Which is why I think I am somewhat qualified to comment here.

I think too many girls are going into Speech or Special Education who do not have certain qualities essential for those fields.

in no particular order:

limited English vocabulary
limited expressive vocabulary
poor eye contact
dull personalities
lack of exposure to a variety of reading genres and materials
limited knowledge of basic facts (called fund of knowledge)

It worries me.  You cannot go into special ed because you want to make a lot of money. It is Chinuch. Unless you will move up the chain in the public school system, you're income will be limited.

You cannot go into a field like this, planning to work one-on-one privately without mentors or classroom experience or peer review.

If you somewhat mumble, are not articulate, and have weak or bland facial expressions, you may not be the best person for this chosen field.

Just because you want a job around people (vs. accounting, computers, graphics, which involve computers or numbers) doesn't mean you are cut out to diagnose, remediate, motivate, teach, inspire, etc.

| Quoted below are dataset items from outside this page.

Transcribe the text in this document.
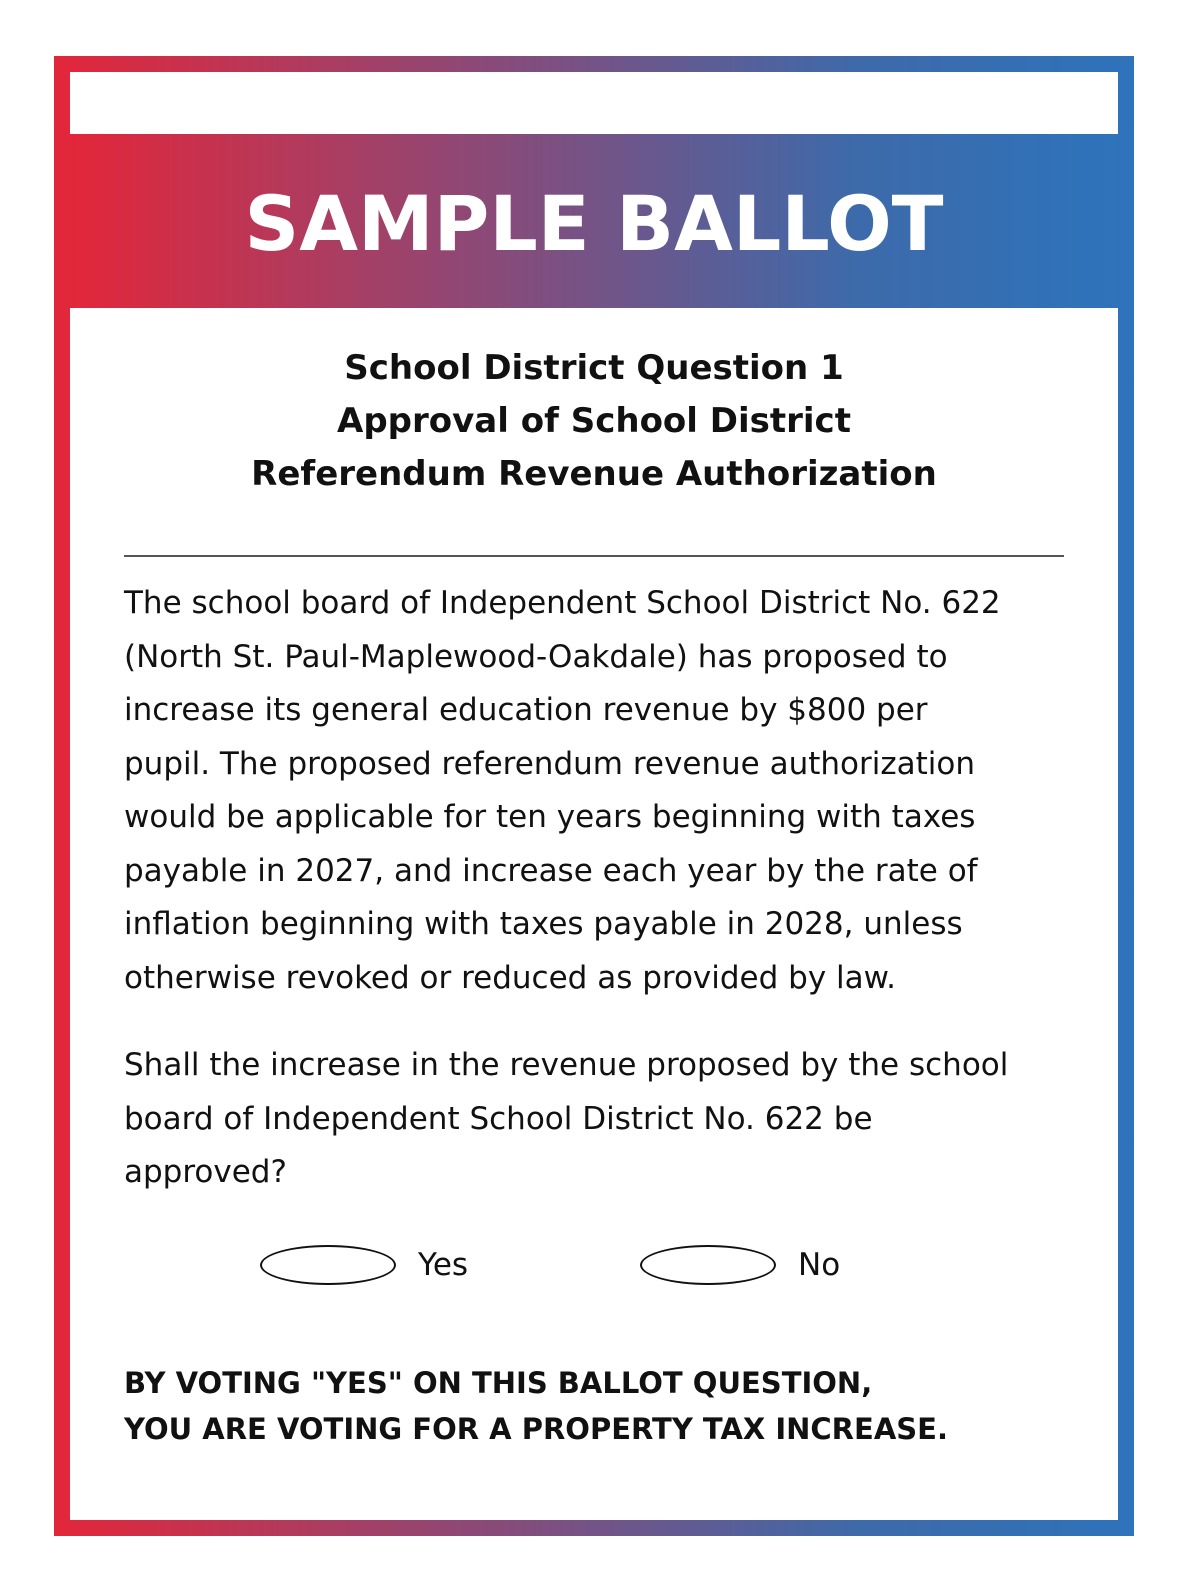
SAMPLE BALLOT
School District Question 1
Approval of School District
Referendum Revenue Authorization
The school board of Independent School District No. 622
(North St. Paul-Maplewood-Oakdale) has proposed to
increase its general education revenue by $800 per
pupil. The proposed referendum revenue authorization
would be applicable for ten years beginning with taxes
payable in 2027, and increase each year by the rate of
inflation beginning with taxes payable in 2028, unless
otherwise revoked or reduced as provided by law.
Shall the increase in the revenue proposed by the school
board of Independent School District No. 622 be
approved?
Yes	No
BY VOTING "YES" ON THIS BALLOT QUESTION,
YOU ARE VOTING FOR A PROPERTY TAX INCREASE.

You don't have to have gone to Camp Simcha, been a Bnos Leader, camp head counselor, etc., to be good at this. But you have to have shown some aptitude somewhere to someone.

Perhaps an aptitude test which indicates strengths and weaknesses.

I'd love to be proven wrong, in years to come.

Am I on target, or do ya'll think I'm a whining teaching has-been who feels threatens by youngsters??


David Herman said...

Excellent post! Your point isn't only for therapy job applicants. The qualifications you mentioned are needed for ANY job. What ever happened to basic communication and interpersonal skills?

Sadly, it is even worse with yeshiva boys.

FBB said...

The girls are under so much pressure to have their whole lives planned (yes I used a baaad word!)by the time they are done their seminary year, many just go for the most common thing, assuming it will work out.

Add to that the pressure of finishing quickly, and hey really don't give themselves the chance to start school and figure it out.

Lost and Found said...

I think you're dead-on target. Every job has some fundamental skills attached to it. I don't know if I agree with all of the qualities you listed- I don't know if a person needs to have an expansive knowledge of reading genres and materials to be successful in Special Ed- but of course there is a "type" of person who is more suited for the position than others.

Some places of employment require you to take an aptitude test before they'll hire you and I think that should definitely be implemented, specifically, in the Special Education field (perhaps even at the college level, before they reach the employment stage.)